Abstract:
The development of nonlinear science has grown an ever-increasing interest among
scientists and engineers for analytical asymptotic techniques for solving nonlinear
problems. Finding solutions to linear problems by means of computer is easier nowadays;
however, it is still difficult to solve nonlinear problems numerically or theoretically. The
reason is the use of iterative techniques in the various discretization methods or numerical
simulations to find numerical solutions to nonlinear problems. Almost all iterative
methods are sensitive to initial solutions; hence, it is very difficult to obtain converging
results in cases of strong nonlinearity.
The objective of this dissertation is to use Optimal Homotopy Asymptotic Method
(OHAM), a new semi-analytic approximating technique, for solving linear and nonlinear
initial and boundary value problems.
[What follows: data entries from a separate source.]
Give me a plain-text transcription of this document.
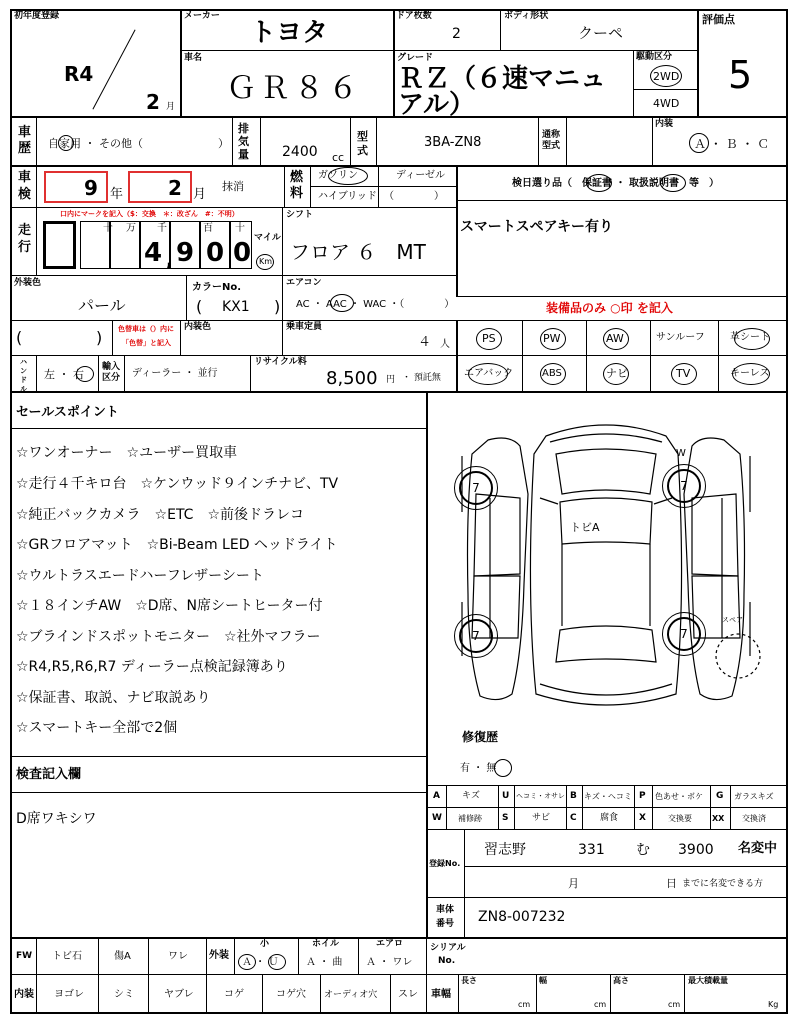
初年度登録
R4
2 月
メーカー
トヨタ
ドア枚数
2
ボディ形状
クーペ
評価点
5
車名
ＧＲ８６
グレード
ＲＺ（６速マニュ
アル）
駆動区分
2WD
4WD
車
歴 自家用 ・ その他（	）
排気量 2400 cc
型式
3BA-ZN8	通称型式
内装
Ａ ・ Ｂ ・ Ｃ
車
検	9 年 2 月
抹消
燃料
ガソリン	ディーゼル
ハイブリッド （　　　　）
検日選り品（　保証書 ・ 取扱説明書　等　）
走
行
口内にマークを記入（$：交換　＊：改ざん　#：不明）
十 万 千	百 十
4 , 9 0 0 マイル
Km
シフト
フロア ６　MT
スマートスペアキー有り
外装色
パール
カラーNo.
( KX1 )
エアコン
AC ・ AAC ・ WAC ・（　　　　）	装備品のみ ○印 を記入
(	) 色替車は（）内に
「色替」と記入
内装色	乗車定員
４ 人	PS	PW	AW	サンルーフ	革シート
エアバック	ABS	ナビ	TV	キーレス
ハンドル
左 ・ 右
輸入区分 ディーラー ・ 並行
リサイクル料
8,500 円 ・ 預託無
セールスポイント
☆ワンオーナー　☆ユーザー買取車
☆走行４千キロ台　☆ケンウッド９インチナビ、TV
☆純正バックカメラ　☆ETC　☆前後ドラレコ
☆GRフロアマット　☆Bi-Beam LED ヘッドライト
☆ウルトラスエードハーフレザーシート
☆１８インチAW　☆D席、N席シートヒーター付
☆ブラインドスポットモニター　☆社外マフラー
☆R4,R5,R6,R7 ディーラー点検記録簿あり
☆保証書、取説、ナビ取説あり
☆スマートキー全部で2個
7	7
7	7
トビA
W
スペア
修復歴
有 ・ 無
検査記入欄
D席ワキシワ
A キズ U ヘコミ・オサレ B キズ・ヘコミ P 色あせ・ボケ G ガラスキズ
W 補修跡 S	サビ C	腐食 X	交換要	XX 交換済
登録No.
習志野	331 む 3900 名変中
月	日 までに名変できる方
車体
番号 ZN8-007232
FW トビ石	傷A	ワレ 外装
小
Ａ ・ Ｕ
ホイル
Ａ ・ 曲
エアロ
Ａ ・ ワレ
シリアル
No.
内装 ヨゴレ	シミ	ヤブレ	コゲ	コゲ穴 オーディオ穴 スレ 車幅
長さ
cm
幅
cm
高さ
cm
最大積載量
Kg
The semi analytic solutions of nonlinear fourth
order, eighth order, special fourth order and special sixth order boundary-value problems
are computed using OHAM. Successful application of OHAM for squeezing flow is a
major task in this study.
This dissertation also investigates the effectiveness of OHAM formulation for Partial
Differential Equations (Wave Equation and Korteweg de Vries). OHAM is independent
of the free parameter and there is no need of the initial guess as there is in Homotopy
Perturbation Method (HPM), Variational Iteration Method (VIM) and Homotopy
Analysis Method (HAM). OHAM works very well with large domains and provides
better accuracy at lower-order of approximations. Moreover, the convergence domain can
be easily adjusted. The results are compared with other methods like HPM, VIM and
HAM, which reveal that OHAM is effective, simpler, easier and explicit.